Nonie Darwish - Bien
sûr, mais ce monde a certainement besoin d'une inspiration venue de
l'extérieur. C'est lui qui sera le plus gravement atteint s'il refuse de se
reformer. Le terrorisme ne frappe pas seulement Israël, Londres, Madrid et New
York, mais aussi le tissu social et moral du monde arabe. Il le détruit de
l'intérieur. Ce qui se passe aujourd'hui à Gaza en est
la preuve flagrante. Avant c'était le Fatah qui accusait le Hamas d'être
responsable des actes de terrorisme, aujourd'hui c'est le gouvernement Hamas
qui blâme le terrorisme d'autres groupes… Dans les faits, chaque fois qu'une
organisation terroriste est appelée au pouvoir, elle délègue le terrorisme à
d'autres groupes.
Marc Tobiass - À
vous entendre parler de la sorte, on pourrait croire que vous êtes anti-islam
et anti-Arabe…
Nonie Darwish
…Absolument pas ! Au contraire, je veux le retour du bien. Je pense que la
culture et la politique arabe ont été empoisonnées par l'islamisme radical, et
qu'il faut se mobiliser pour expurger ce poison.
Marc Tobiass - La cure
sera-t-elle longue ?
Nonie Darwish - Cela va
prendre beaucoup de temps, car de trop nombreuses générations ont grandi dans
la culture du jihad, ce qui les empêche d'appréhender
la paix et de la désirer. Ces générations ne connaissent rien des vertus de la
paix. Je sais, c'est une mauvaise nouvelle, pas seulement pour Israël, mais
pour le monde entier ainsi que pour les musulmans.
Marc Tobiass - Peut-on
parler d'une fascination de la violence qui aurait saisi le monde arabe et
musulman ?
Nonie Darwish - Quand
depuis la naissance on n'entend rien d'autre que le mieux à faire est de tuer
des Juifs, tuer des infidèles, de haïr l'Amérique et l'Europe, on grandit en
pensant que tout cela est normal. De plus, autour de cette normalité, on
instaure également la peur, la peur de tout ceux qui ne sont pas musulmans. Or
en instaurant la haine et a peur dans le cœur
et la tête des gens dès leur plus jeune âge, ils en
arrivent à croire que le terrorisme est acceptable, qu'il est même une
solution. Cet islam-là souffre d'une maladie très grave, voire autodestructive.

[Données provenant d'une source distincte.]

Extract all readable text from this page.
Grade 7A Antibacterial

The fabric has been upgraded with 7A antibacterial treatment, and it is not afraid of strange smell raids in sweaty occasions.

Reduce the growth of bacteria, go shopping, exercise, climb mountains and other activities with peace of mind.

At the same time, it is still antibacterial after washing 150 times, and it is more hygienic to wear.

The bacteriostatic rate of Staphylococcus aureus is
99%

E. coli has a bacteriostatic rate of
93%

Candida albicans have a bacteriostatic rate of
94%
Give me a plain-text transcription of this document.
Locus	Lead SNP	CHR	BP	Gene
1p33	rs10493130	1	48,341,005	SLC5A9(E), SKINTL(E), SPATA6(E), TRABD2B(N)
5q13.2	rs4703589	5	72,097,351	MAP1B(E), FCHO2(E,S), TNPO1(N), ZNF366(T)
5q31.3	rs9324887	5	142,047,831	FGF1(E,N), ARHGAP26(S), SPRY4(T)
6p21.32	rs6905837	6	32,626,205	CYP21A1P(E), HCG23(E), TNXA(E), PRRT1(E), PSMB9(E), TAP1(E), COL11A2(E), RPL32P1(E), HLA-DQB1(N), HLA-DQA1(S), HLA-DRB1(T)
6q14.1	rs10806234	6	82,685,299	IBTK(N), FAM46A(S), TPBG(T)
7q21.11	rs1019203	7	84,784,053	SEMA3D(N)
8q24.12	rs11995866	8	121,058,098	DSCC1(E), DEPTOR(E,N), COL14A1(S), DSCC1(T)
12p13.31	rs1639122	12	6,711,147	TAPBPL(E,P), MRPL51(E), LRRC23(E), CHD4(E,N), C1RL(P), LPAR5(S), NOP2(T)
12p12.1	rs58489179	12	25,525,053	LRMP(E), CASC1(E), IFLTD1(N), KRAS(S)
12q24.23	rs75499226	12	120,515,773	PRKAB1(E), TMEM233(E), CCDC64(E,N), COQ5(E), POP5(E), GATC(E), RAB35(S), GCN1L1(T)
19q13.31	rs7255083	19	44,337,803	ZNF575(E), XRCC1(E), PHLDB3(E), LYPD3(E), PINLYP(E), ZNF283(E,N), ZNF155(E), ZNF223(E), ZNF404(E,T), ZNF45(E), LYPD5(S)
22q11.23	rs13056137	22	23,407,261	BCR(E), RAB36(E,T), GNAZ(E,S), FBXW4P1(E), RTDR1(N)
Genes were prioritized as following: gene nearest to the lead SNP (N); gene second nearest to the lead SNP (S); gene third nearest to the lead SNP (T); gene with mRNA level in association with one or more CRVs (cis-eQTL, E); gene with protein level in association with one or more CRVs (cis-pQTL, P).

Et si je le dis ouvertement, c'est justement parce que j'aime ma culture
d'origine.
Marc Tobiass - Comment
aider au mieux la cause que vous défendez ?
Nonie Darwish - D'un
point de vue prosaïque en trouvant des volontaires qui m'aideraient à gérer mon
site internet. J'aimerais pouvoir établir une interaction immédiate avec le
monde arabe. Il serait aussi grand temps que des Arabes sponsorisent les
mouvements qui luttent en faveur de la paix. Les Arabes ont besoin d'entendre
la vérité de la part d'autres Arabes. Cela aurait beaucoup plus d'impact que
tout ce que peut dire un élément étranger.